As far back as 1999, concerns over phosphorus loading from agriculture were being presented by the State of Florida Environmental Protection Agency. In 2011, even more clarity regarding phosphorus runoff into Lake Okeechobee, largely from area agriculture, was brought to light:

Water quality in the lake has degraded over time due to high phosphorus loadings resulting from man-induced hydrologic and land use modifications over the past 60 years. The total phosphorus concentrations that currently exist in the lake are in excess of the amount needed for a healthy ecosystem. The in-lake total phosphorus concentrations have doubled over the last 50 years ….

Gold Coast Algae Bloom
Gold Coast Algae Bloom

With all the aforementioned heavy rain, in February, 2016, concerns over flooding resulted in the Army Corp of Engineers decision to drain Lake of Okeechobee at a rate of 70,000 gallons per second. And eventually all this dirty water flows to the tourist areas … bringing HABs with it.

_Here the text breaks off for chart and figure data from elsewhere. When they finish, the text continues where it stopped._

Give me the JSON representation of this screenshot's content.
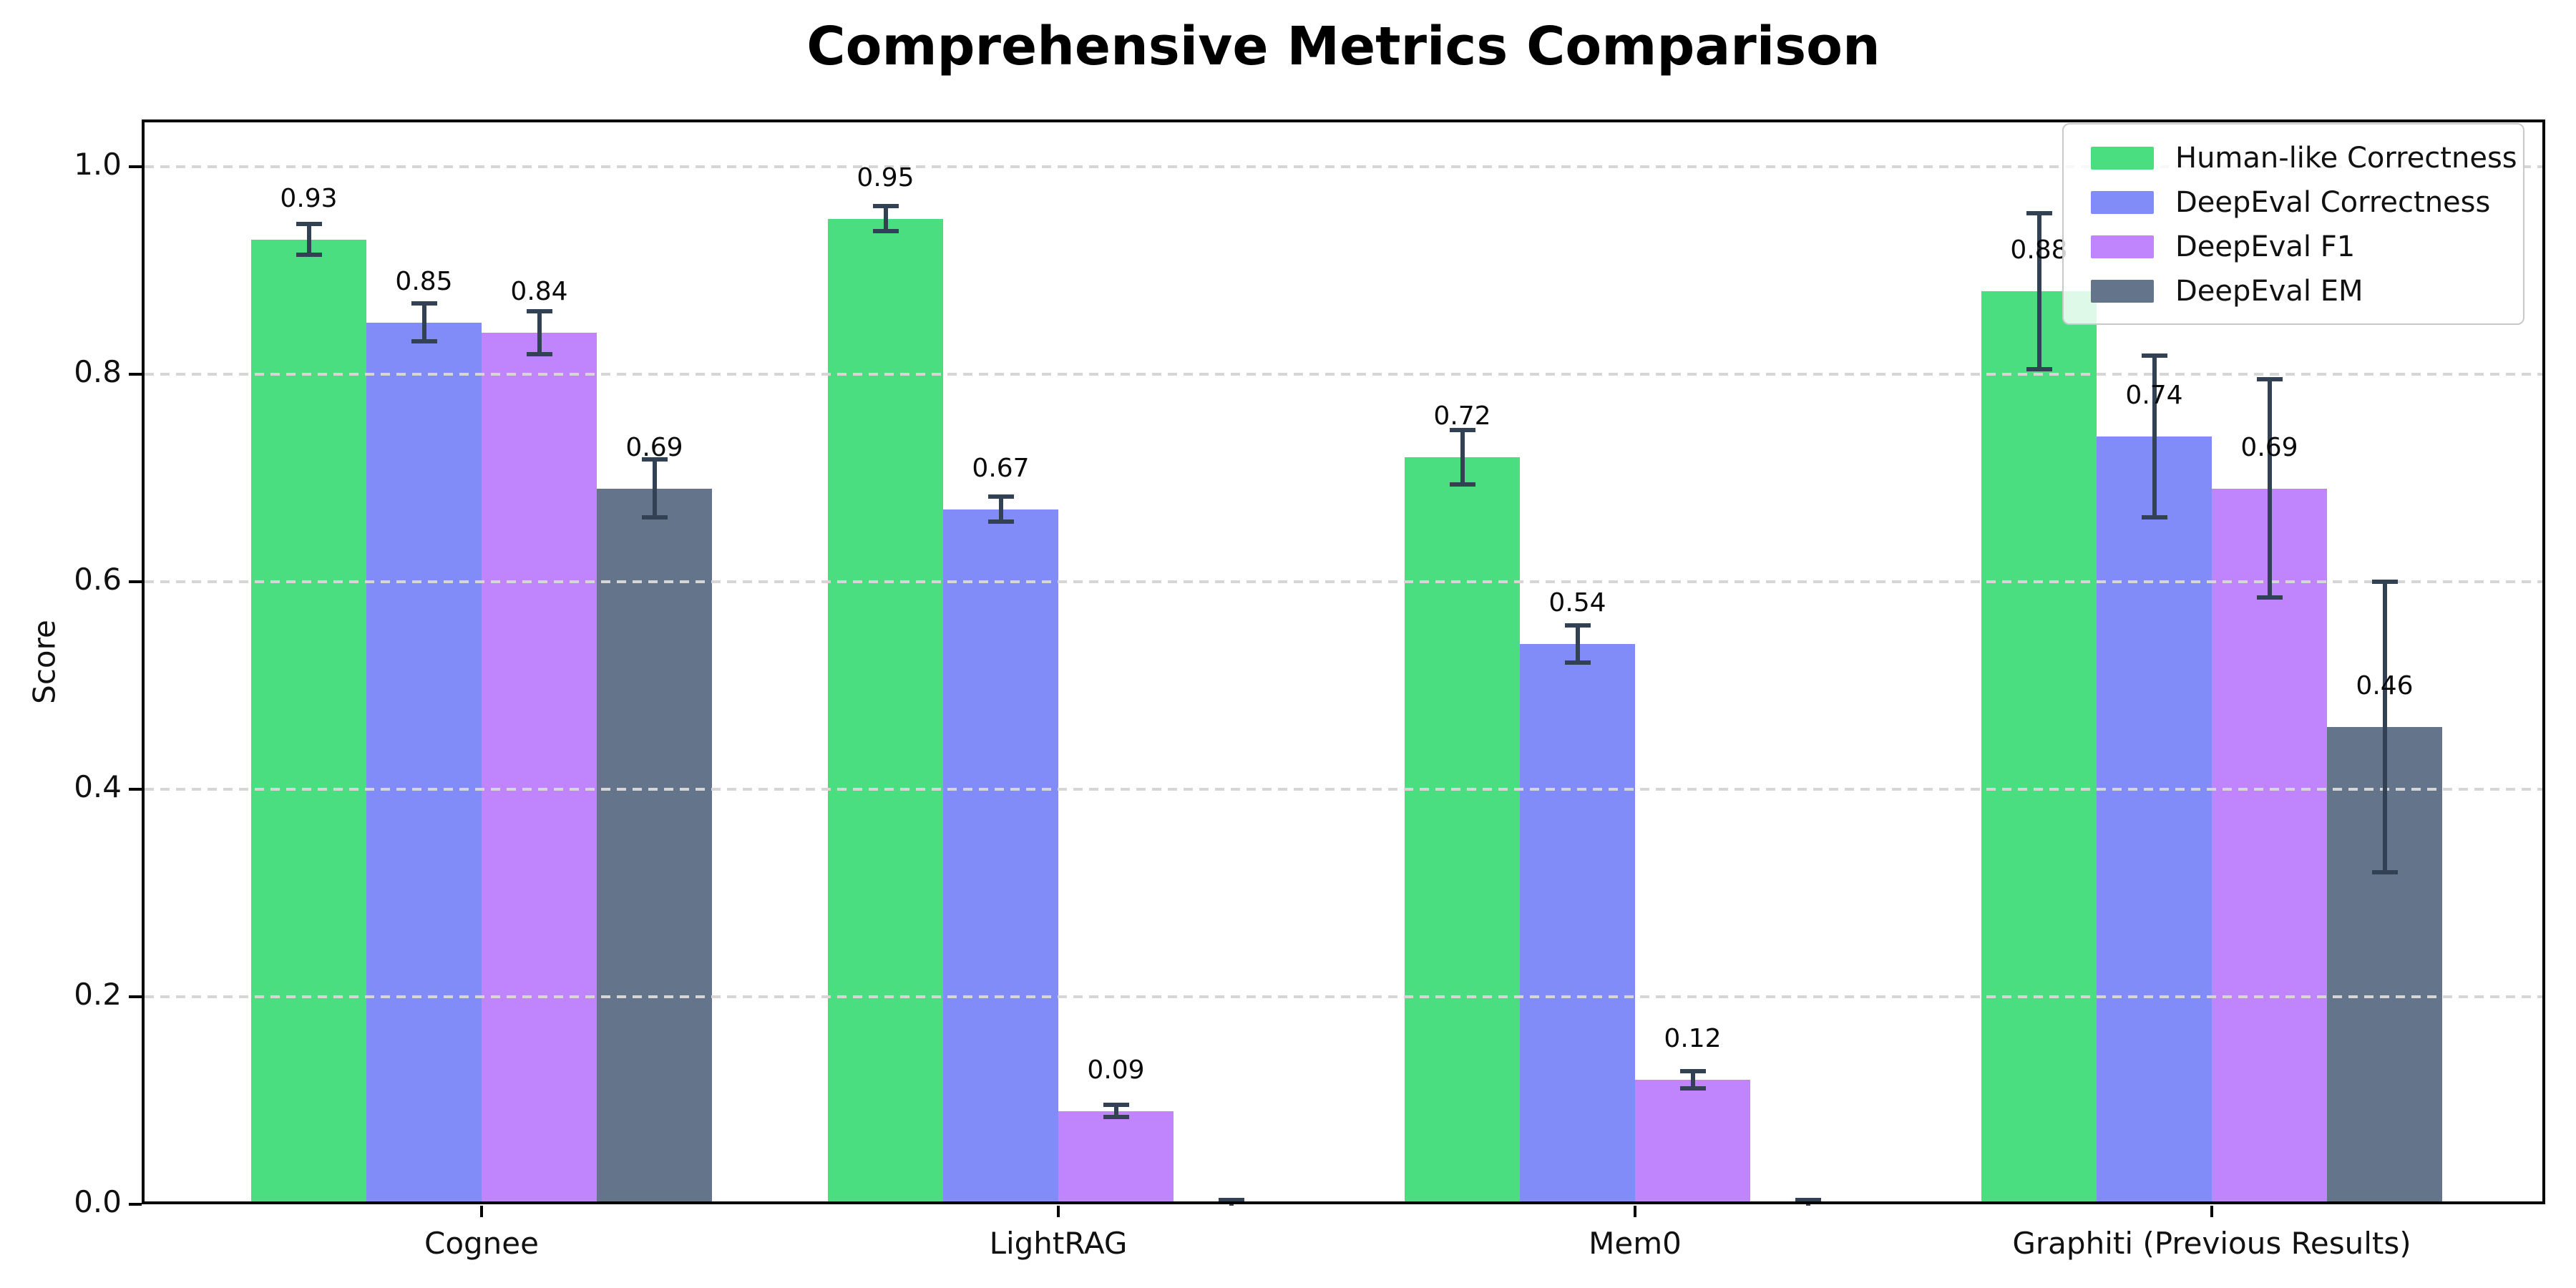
{
  "chart_data": {
    "type": "bar",
    "title": "Comprehensive Metrics Comparison",
    "ylabel": "Score",
    "xlabel": "",
    "categories": [
      "Cognee",
      "LightRAG",
      "Mem0",
      "Graphiti (Previous Results)"
    ],
    "series": [
      {
        "name": "Human-like Correctness",
        "color": "#4ade80",
        "values": [
          0.93,
          0.95,
          0.72,
          0.88
        ],
        "errors": [
          0.015,
          0.012,
          0.026,
          0.075
        ],
        "labels": [
          "0.93",
          "0.95",
          "0.72",
          "0.88"
        ]
      },
      {
        "name": "DeepEval Correctness",
        "color": "#818cf8",
        "values": [
          0.85,
          0.67,
          0.54,
          0.74
        ],
        "errors": [
          0.018,
          0.012,
          0.018,
          0.078
        ],
        "labels": [
          "0.85",
          "0.67",
          "0.54",
          "0.74"
        ]
      },
      {
        "name": "DeepEval F1",
        "color": "#c084fc",
        "values": [
          0.84,
          0.09,
          0.12,
          0.69
        ],
        "errors": [
          0.021,
          0.006,
          0.008,
          0.105
        ],
        "labels": [
          "0.84",
          "0.09",
          "0.12",
          "0.69"
        ]
      },
      {
        "name": "DeepEval EM",
        "color": "#64748b",
        "values": [
          0.69,
          0.0,
          0.0,
          0.46
        ],
        "errors": [
          0.028,
          0.004,
          0.004,
          0.14
        ],
        "labels": [
          "0.69",
          "",
          "",
          "0.46"
        ]
      }
    ],
    "ylim": [
      0.0,
      1.045
    ],
    "yticks": [
      "0.0",
      "0.2",
      "0.4",
      "0.6",
      "0.8",
      "1.0"
    ],
    "grid": "horizontal-dashed",
    "legend_position": "upper-right",
    "error_bar_color": "#334155"
  }
}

A February 26, 2016 article by ThinkProgress.org was downright prophetic in predicting the “What Happens Next” stemming from this inevitable, if ill-fated, decision.

The simple fact is this: too many nutrients in water are a bad thing. They present a problem that spreads with runoff from land, which flows into waterways and then moves to other areas. Florida’s Gold Coast may be the latest, and most glaring example. But it is far from the only one.